Ho hum, the Great Conspiracy to Under-report, according to Paul Gigot in the Wall Street Journal, wasn't exactly a masterpiece of criminality, given that it was openly discussed with bank regulators since at least 2007.

Mr. Gigot reports on the transcript of a conversation between NY Fed official Fabiola Ravazzolo and a Barclays Banker in 2008, released last Friday;

Barclays executive: "[Y]ou know we, we went through a period where we were putting in where we really thought we would be able to borrow cash in the interbank market and it was above where everyone else was publishing rates. And the next thing we knew, there was, um, an article in the Financial Times, charting our Libor contributions and comparing it with other banks and inferring that this meant that we had a problem raising cash in the interbank market."
Ms. Ravazzolo: "Yeah."
"And, um, our share price went down."
"So it's never supposed to be the prerogative of a money market dealer to affect their company share value."
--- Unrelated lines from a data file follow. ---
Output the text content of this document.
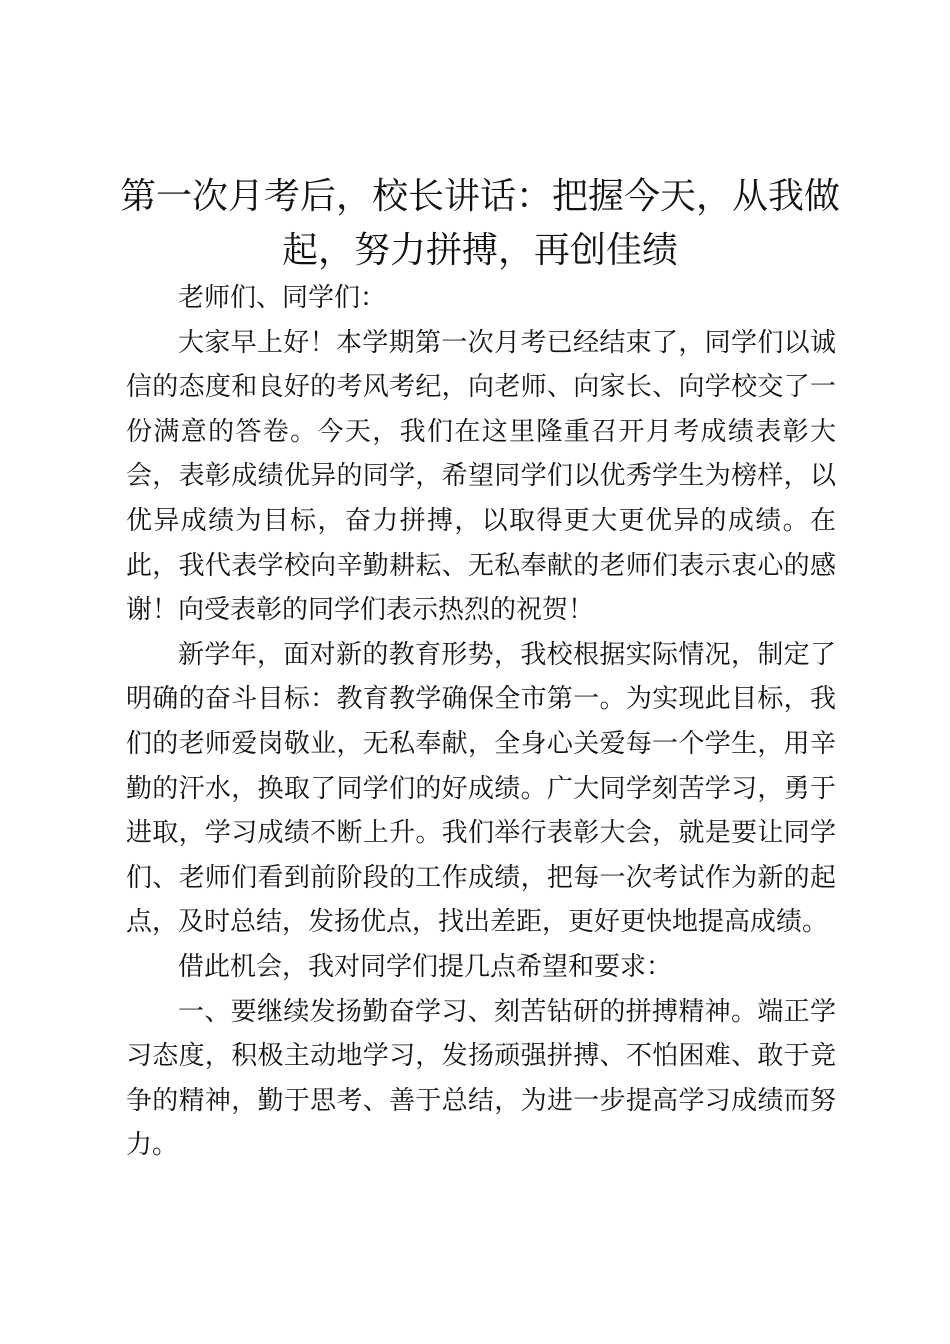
第一次月考后，校长讲话：把握今天，从我做起，努力拼搏，再创佳绩

老师们、同学们：

大家早上好！本学期第一次月考已经结束了，同学们以诚信的态度和良好的考风考纪，向老师、向家长、向学校交了一份满意的答卷。今天，我们在这里隆重召开月考成绩表彰大会，表彰成绩优异的同学，希望同学们以优秀学生为榜样，以优异成绩为目标，奋力拼搏，以取得更大更优异的成绩。在此，我代表学校向辛勤耕耘、无私奉献的老师们表示衷心的感谢！向受表彰的同学们表示热烈的祝贺！

新学年，面对新的教育形势，我校根据实际情况，制定了明确的奋斗目标：教育教学确保全市第一。为实现此目标，我们的老师爱岗敬业，无私奉献，全身心关爱每一个学生，用辛勤的汗水，换取了同学们的好成绩。广大同学刻苦学习，勇于进取，学习成绩不断上升。我们举行表彰大会，就是要让同学们、老师们看到前阶段的工作成绩，把每一次考试作为新的起点，及时总结，发扬优点，找出差距，更好更快地提高成绩。

借此机会，我对同学们提几点希望和要求：

一、要继续发扬勤奋学习、刻苦钻研的拼搏精神。端正学习态度，积极主动地学习，发扬顽强拼搏、不怕困难、敢于竞争的精神，勤于思考、善于总结，为进一步提高学习成绩而努力。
"And so we just fit in with the rest of the crowd, if you like."
"So, we know that we're not posting, um, an honest Libor."
"And yet—and yet—we are doing it, because, um, if we didn't do it . . . it draws, um, unwanted attention on ourselves."
"Okay, I got you then."
The conversation proceeds for perhaps another 10 minutes before Ms. Ravazzolo signs off with "Have a great weekend. Bye."
Such was the state of things back then.  Now, MIT economists are wringing their hands over the 'rigging' of interest rates.